SoftwareX (Sep 2024)
TD-COF: A new method for detecting tandem duplications in next generation sequencing data
Abstract
Tandem duplications significantly influence the diversity of the human genome and the occurrence of many complex diseases. However, accurate detection of tandem duplications of low coverage remains a challenging task. Based on RD (read depth), the tandem duplication detection method assumes that there is a linear relationship between the RD value and the tandem duplication number in the region in the genome. However, at low coverage, the RD values of tandem duplication regions and normal regions in the sequencing sample are not significantly different, and it will affect the performance of tandem duplication detection. Therefore, relying on traditional statistical models based on RD strategy to detect tandem duplications often leads to relative low precision and recall.
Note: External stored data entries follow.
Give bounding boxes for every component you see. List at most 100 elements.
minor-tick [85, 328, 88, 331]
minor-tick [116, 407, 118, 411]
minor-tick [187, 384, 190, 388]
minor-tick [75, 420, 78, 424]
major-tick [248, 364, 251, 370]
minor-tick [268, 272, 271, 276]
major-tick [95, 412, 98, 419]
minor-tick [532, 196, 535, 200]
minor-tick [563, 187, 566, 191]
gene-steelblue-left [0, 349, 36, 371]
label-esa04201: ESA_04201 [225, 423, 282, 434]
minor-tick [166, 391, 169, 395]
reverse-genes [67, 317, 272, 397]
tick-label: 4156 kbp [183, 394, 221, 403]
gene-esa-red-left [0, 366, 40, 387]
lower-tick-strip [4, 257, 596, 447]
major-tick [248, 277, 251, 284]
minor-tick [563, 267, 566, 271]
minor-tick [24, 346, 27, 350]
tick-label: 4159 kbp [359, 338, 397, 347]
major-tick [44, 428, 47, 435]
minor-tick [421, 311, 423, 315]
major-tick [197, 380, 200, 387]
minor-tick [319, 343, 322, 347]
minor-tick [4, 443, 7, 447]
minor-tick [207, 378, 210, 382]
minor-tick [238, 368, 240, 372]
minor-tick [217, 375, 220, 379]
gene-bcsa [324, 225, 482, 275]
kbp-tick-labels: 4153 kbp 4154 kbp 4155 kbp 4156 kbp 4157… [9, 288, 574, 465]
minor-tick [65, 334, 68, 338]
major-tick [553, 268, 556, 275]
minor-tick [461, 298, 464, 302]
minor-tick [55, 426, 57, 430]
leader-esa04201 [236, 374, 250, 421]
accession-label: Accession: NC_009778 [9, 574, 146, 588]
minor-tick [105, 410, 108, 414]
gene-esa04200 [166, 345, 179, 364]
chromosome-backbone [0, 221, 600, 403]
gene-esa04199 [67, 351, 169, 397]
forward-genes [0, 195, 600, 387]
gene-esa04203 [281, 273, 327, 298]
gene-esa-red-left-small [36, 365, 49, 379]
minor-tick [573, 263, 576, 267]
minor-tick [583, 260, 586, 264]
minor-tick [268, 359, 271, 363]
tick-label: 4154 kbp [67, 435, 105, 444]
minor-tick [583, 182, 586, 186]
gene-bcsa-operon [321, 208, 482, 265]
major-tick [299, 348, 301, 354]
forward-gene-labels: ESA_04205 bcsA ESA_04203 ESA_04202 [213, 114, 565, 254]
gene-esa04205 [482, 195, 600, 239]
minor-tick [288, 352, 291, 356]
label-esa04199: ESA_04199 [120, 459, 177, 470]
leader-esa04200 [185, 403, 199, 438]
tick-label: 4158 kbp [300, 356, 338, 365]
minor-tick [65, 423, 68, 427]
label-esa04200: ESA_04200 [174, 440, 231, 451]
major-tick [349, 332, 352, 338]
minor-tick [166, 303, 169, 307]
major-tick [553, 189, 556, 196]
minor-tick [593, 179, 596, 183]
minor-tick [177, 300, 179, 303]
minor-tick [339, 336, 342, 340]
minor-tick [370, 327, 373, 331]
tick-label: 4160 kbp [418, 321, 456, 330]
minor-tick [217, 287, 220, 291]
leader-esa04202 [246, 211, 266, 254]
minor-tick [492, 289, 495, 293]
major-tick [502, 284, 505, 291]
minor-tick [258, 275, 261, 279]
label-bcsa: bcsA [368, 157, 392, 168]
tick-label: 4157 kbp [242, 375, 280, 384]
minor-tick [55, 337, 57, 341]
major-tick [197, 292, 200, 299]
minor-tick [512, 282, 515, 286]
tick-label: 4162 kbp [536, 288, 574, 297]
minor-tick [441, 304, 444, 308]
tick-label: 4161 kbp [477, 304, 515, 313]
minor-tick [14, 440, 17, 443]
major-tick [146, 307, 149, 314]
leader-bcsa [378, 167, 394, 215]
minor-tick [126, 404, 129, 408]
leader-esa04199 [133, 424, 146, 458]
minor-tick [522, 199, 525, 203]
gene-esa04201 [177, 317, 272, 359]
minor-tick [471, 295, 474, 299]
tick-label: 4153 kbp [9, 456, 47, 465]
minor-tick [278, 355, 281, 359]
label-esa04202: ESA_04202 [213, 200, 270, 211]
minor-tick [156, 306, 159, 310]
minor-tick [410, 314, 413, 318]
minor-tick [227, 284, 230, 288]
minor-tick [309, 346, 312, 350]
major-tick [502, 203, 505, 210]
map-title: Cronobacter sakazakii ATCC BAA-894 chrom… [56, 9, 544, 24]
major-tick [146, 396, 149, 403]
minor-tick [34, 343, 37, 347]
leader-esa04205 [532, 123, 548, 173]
For solving this problem, we propose a new method for identifying tandem duplications in whole-genome sequencing data.TD-COF, a tandem duplication detection method, utilizes the COF (Connectivity-Based Outlier Factor) algorithm. Considering the relative connectivity between intervals in the genome, the algorithm applies a connectivity factor to each bin to calculate its outlier score Additionally, TD-COF introduces the Split Read strategy into RD-based methods, enabling precise identification of the start and end points of tandem duplications down to the level of individual bases. Furthermore, TD-COF incorporates mapping quality as a feature signal. The bins with lower mapping quality are assigned higher outlier values, effectively mitigating interference from mapping errors. Simulation experiments demonstrate that TD-COF outperforms other methods in terms of sensitivity, precision and F1 score. And, TD-COF exhibits high consistency with other methods when applied to real sequencing samples. This study indicates that TD-COF is an effective method for detecting tandem duplications even in regions of low or moderate coverage. In summary, we consider the TD-COF to be an effective method for detecting tandem duplications.